На том месте, где я его нашел, — лежало много человеческих костей и кости одного верблюда. Вероятно, все семь пуль прапорщика очень ему пригодились…
Один скелет был небольшой. Судя по дневнику, он может принадлежать Зелле.
Тут же валялась фуражка российского военного образца, аккуратно пробитая пулей. Глядя на нее, я наполнился диким восторгом: как хорошо он умирал за жизнь!
В тот момент, когда я заснул, мне показалось, что меня разбудили; кто-то тыкал мне в шею, в лицо и в нос чем-то холодным. Открыв глаза, я убедился, что лежу в абсолютной темноте и стал ощущать напряженную работу мозга; казалось, в нем с сумасшедшей быстротой вертелись какие-то колеса, которые спешно изготовляли для меня новое мироощущение и серию неизвестных дотоле воспоминаний. Перед самым моим лицом вспыхнули в темени два блестевших фосфорическим светом глаза, и я вновь ощутил холодное прикосновение к подбородку.
До моего слуха доносилось царапанье, словно кто-то скользил ногтями по гладкой поверхности дерева, а затем послышалось падение тела.
Почти в тот же момент витавшая в пространстве мысль включилась в мозговой аппарат, и мне сразу все стало понятно.
Теперь ночь. Я лежу в бревенчатой хижине с черным от сажи потолком, — и поэтому ничего не видно. Кто-то снаружи хотел открыть дверь, но ему не удалось. Светящиеся глаза принадлежат моему верному другу, полуволку-полусобаке Гишторну, который, услышав шум за дверью, старался меня разбудить, толкая мордой, потому что он, как все волки, — лаять не умеет. И теперь надо быть очень осторожным, потому что горная страна на далеком севере, где я живу, — полна скрытых опасностей.
У двери я долго прислушивался, чтобы определить, кто захотел навестить меня ночью, но оттуда не доносилось ни звука.
Тогда, лежа на полу, я внезапно открыл дверь. Это была хитрость: если непрошеный посетитель устремится в открывшуюся пустоту с копьем наперевес и со злыми намерениями, — он обязательно споткнется о мое тело и упадет, а Гишторн найдет путь к его горлу, потому что волк в темноте видит гораздо лучше человека…
За дверью никого не оказалось, но Гишторн прыгнул вперед и с рычанием остановился над темным комком в снегу.
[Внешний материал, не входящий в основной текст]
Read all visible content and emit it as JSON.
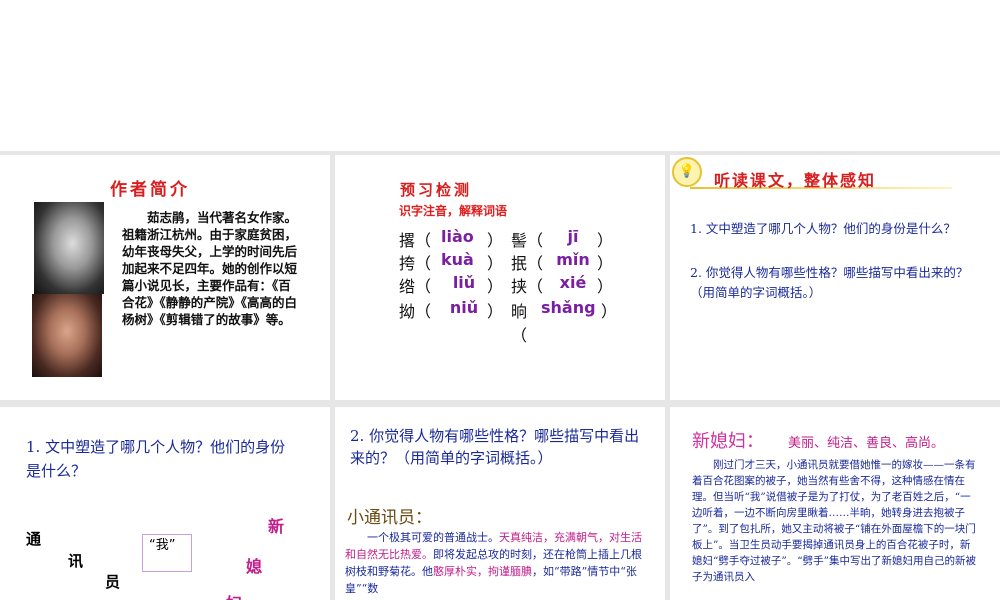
{
  "slide1": {
    "title": "作者简介",
    "bio": "　　茹志鹃，当代著名女作家。祖籍浙江杭州。由于家庭贫困，幼年丧母失父，上学的时间先后加起来不足四年。她的创作以短篇小说见长，主要作品有：《百合花》《静静的产院》《高高的白杨树》《剪辑错了的故事》等。"
  },
  "slide2": {
    "title": "预习检测",
    "subtitle": "识字注音，解释词语",
    "rows": [
      {
        "c1": "撂（",
        "p1": "liào",
        "e1": "）",
        "c2": "髻（",
        "p2": "jī",
        "e2": "）"
      },
      {
        "c1": "挎（",
        "p1": "kuà",
        "e1": "）",
        "c2": "抿（",
        "p2": "mǐn",
        "e2": "）"
      },
      {
        "c1": "绺（",
        "p1": "liǔ",
        "e1": "）",
        "c2": "挟（",
        "p2": "xié",
        "e2": "）"
      },
      {
        "c1": "拗（",
        "p1": "niǔ",
        "e1": "）",
        "c2": "晌（",
        "p2": "shǎng",
        "e2": "）"
      }
    ]
  },
  "slide3": {
    "title": "听读课文，整体感知",
    "q1": "1. 文中塑造了哪几个人物？他们的身份是什么？",
    "q2": "2. 你觉得人物有哪些性格？哪些描写中看出来的？（用简单的字词概括。）"
  },
  "slide4": {
    "question": "1. 文中塑造了哪几个人物？他们的身份是什么？",
    "chars_left": [
      "通",
      "讯",
      "员"
    ],
    "box": "“我”",
    "chars_right": [
      "新",
      "媳",
      "妇"
    ]
  },
  "slide5": {
    "question": "2. 你觉得人物有哪些性格？哪些描写中看出来的？（用简单的字词概括。）",
    "heading": "小通讯员：",
    "p_a": "　　一个极其可爱的普通战士。",
    "p_b": "天真纯洁，充满朝气，对生活和自然无比热爱。",
    "p_c": "即将发起总攻的时刻，还在枪筒上插上几根树枝和野菊花。他",
    "p_d": "憨厚朴实，拘谨腼腆",
    "p_e": "，如“带路”情节中“张皇”“数"
  },
  "slide6": {
    "heading": "新媳妇：",
    "traits": "美丽、纯洁、善良、高尚。",
    "body": "　　刚过门才三天，小通讯员就要借她惟一的嫁妆——一条有着百合花图案的被子，她当然有些舍不得，这种情感在情在理。但当听“我”说借被子是为了打仗，为了老百姓之后，“一边听着，一边不断向房里瞅着……半晌，她转身进去抱被子了”。到了包扎所，她又主动将被子“铺在外面屋檐下的一块门板上”。当卫生员动手要揭掉通讯员身上的百合花被子时，新媳妇“劈手夺过被子”。“劈手”集中写出了新媳妇用自己的新被子为通讯员入"
  }
}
Я бросился к этому комку, и… в моих руках со стоном стал извиваться мальчик… Я его узнал:
— Зигмар, что с тобой? Зачем ты здесь?
— Приехали на оленьих санях люди тундр с Замерзшего моря, — стонал мальчик, — те, кто на копья, вместо железа, насаживают кость… Восемь саней — восемь человек… Они подожгли наш дом и в каждого кто выскакивал, посылали стрелу. Они увезли с собой Валгунту и… и меня. Убили старого Валгунта и всех слуг!
— Но ты… ты ведь — здесь?! Чего ты брешешь? — кричал я и, сам того не замечая, так сдавил бедного мальчика, что он застонал пуще прежнего: и все это — из-за того, что в моих воспоминаниях, которые теперь с поразительной быстротой восстанавливала память, — про его сестру Валгунту мне шептал лес, журчали ручьи, гремел водопад Каменного ключа, и облака на небе принимали ее черты…
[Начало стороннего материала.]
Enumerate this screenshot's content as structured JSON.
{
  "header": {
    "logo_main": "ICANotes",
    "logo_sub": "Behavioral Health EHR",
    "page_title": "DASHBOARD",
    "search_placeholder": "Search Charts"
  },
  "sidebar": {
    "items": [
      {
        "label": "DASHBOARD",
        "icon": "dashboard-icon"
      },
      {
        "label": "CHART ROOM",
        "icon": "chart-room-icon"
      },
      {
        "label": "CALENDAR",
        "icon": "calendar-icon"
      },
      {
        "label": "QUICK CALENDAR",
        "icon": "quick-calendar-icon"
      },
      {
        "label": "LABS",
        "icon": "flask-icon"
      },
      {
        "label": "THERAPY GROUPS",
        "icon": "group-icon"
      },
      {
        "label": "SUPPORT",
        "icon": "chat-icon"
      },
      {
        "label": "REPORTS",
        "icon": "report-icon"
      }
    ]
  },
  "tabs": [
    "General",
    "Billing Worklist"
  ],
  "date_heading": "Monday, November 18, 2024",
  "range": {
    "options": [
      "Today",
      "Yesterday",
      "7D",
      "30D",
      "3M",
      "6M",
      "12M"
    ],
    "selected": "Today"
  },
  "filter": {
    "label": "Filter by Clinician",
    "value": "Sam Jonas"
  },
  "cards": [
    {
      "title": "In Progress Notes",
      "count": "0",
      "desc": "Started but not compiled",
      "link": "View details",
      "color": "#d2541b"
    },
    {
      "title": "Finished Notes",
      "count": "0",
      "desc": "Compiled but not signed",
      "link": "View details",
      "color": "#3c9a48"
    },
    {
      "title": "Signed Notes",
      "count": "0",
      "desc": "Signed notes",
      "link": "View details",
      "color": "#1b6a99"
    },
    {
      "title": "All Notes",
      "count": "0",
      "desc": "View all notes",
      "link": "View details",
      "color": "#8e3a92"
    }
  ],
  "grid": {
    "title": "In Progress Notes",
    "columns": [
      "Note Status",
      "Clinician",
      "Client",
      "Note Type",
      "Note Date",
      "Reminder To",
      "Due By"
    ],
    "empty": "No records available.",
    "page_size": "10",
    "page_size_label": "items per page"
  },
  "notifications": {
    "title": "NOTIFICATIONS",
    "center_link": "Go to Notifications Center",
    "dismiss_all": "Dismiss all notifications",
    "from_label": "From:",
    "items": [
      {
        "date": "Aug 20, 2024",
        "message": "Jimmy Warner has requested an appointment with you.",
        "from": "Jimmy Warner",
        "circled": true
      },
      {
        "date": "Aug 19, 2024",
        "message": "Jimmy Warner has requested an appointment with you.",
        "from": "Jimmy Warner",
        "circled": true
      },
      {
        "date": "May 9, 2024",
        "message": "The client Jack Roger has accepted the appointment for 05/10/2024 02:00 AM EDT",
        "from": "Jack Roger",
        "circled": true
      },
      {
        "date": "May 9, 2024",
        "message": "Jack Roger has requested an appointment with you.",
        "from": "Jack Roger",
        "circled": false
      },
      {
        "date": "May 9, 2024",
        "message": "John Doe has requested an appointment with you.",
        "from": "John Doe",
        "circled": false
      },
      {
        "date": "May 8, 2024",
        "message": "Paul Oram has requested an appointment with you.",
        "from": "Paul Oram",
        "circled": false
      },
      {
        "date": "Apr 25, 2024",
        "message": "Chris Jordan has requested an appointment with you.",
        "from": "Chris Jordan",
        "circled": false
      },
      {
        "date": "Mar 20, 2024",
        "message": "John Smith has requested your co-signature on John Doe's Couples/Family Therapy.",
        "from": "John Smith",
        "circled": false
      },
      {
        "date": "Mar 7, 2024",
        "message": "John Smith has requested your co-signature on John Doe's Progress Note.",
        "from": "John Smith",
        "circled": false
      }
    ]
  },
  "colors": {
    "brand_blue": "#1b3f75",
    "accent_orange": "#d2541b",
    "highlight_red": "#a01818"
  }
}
— Я бежал с дороги… Валгунта приказала. Нас бросили на одни сани; ей связали ноги, а мне — нет… Она и шепнула мне: «Братец, когда будем проезжать мимо обрыва Ворон, — я швырну тебя с кручи: внизу снег глубокий, и ты не разобьешься. Оттуда побежишь к Оствагу и все ему расскажешь, если по дороге тебя не растерзает медведь… Скажи Оствагу, что теперь больше нет отца, который требовал за меня много коней, — есть только люди тундр и Валгунта, которая ждет…» И я шел много часов с разбитыми о камни ногами, — всхлипнул Зигмар, — и все тебе сказал… Пусти меня!